Desde abril del año 1998 es director del Centro Galego de
Arte Contemporánea, que acaba de celebrar su décimo
aniversario.
Tras casi siete años al frente del CGAC ¿considera
consolidado
su proyecto?
Yo siempre parto del hecho de que los centros de arte contemporáneo
son todos de reciente creación y, por lo tanto, todos estamos
como empezando. Lo que sí es un hecho constatable y objetivo
es
que el CGAC es conocido en el medio artístico tanto nacional
como
del extranjero.
Las cifras de visitantes que tenemos es comparable a la de otros
centros con mucho renombre. Estamos en torno a los cien mil visitantes
anuales. En una reciente visita a Francfort he podido constatar
que allí se mueven en torno a las mismas cifras de visitantes
y eso teniendo en cuenta que el museo de Arte Contemporáneo
se
encuentra al lado de otros museos históricos.

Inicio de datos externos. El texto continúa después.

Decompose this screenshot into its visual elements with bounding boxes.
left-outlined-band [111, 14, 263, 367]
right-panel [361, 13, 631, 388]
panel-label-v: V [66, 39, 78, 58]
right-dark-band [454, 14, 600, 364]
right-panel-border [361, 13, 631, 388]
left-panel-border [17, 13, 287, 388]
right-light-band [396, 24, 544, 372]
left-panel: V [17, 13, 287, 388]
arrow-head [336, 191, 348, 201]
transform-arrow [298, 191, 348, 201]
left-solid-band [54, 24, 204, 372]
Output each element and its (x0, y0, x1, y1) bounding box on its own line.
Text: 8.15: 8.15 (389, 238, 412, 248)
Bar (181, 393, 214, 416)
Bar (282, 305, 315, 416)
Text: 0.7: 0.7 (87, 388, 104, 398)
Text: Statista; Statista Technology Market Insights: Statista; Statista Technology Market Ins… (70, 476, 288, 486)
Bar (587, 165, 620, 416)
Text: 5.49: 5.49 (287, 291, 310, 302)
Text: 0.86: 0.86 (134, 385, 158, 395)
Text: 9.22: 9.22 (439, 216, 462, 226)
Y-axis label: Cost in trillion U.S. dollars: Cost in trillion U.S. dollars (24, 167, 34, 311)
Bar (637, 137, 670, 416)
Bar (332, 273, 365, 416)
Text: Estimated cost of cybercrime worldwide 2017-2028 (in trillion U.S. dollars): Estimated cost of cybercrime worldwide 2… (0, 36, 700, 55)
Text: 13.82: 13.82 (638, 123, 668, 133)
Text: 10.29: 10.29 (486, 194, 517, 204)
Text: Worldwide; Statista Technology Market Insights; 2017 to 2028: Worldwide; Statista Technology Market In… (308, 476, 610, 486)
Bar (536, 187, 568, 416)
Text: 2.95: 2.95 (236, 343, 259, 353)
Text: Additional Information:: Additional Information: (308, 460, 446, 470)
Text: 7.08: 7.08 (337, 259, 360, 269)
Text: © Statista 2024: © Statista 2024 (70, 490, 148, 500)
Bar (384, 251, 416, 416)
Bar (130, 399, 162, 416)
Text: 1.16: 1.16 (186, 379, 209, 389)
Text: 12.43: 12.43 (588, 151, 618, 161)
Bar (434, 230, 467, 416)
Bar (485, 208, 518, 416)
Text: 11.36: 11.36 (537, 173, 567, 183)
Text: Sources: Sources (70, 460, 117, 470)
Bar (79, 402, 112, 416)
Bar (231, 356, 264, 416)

En cuanto al perfil y número de exposiciones, estamos desarrollando
una actividad que es propia de un centro de mayores dimensiones
que éste, con otra estructura. Por lo que se refiere al número
de publicaciones, también es grande y está motivado
fundamentalmente
por darle una mayor visibilidad a este centro. Las
publicaciones hacen que seamos más conocidos dentro del medio
artístico, más que las exposiciones.
Considero que el público de exposiciones ya está conseguido,
de
ahora en adelante incrementaremos las actividades con el objetivo
de acercar a otro tipo de público, pues tenemos que tener
en cuenta
que Santiago de Compostela es una ciudad que acoge a treinta
mil estudiantes.
Por otra parte, tenemos que tener en cuenta que el CGAC está
en
Galicia y las actividades que hagamos tienen que atender a lo que
sucede en el medio artístico de esta comunidad. Además
es nuestro
objetivo atender a programas que no sólo se ocupen de la
actualidad y los artistas más significativos de las últimas
décadas
sino también , y esa es una de las peculiaridades del CGAC,
intentamos
que en cada momento haya propuestas diferentes, con utilización
de lenguajes artísticos distintos, para muchos tipos de
público.
Al mismo tiempo, queremos mostrar esos puntos de inflexión
sobre
lo que ha sido el arte en las últimas décadas y, lógicamente,
una
mirada sobre el arte gallego del último siglo. En esta mirada
hay
momentos concretos en los cuales hacemos más hincapié,
como en
la última generación de artistas que coincide con
los primera promoción
salida de la Facultad de Bellas Artes de Pontevedra.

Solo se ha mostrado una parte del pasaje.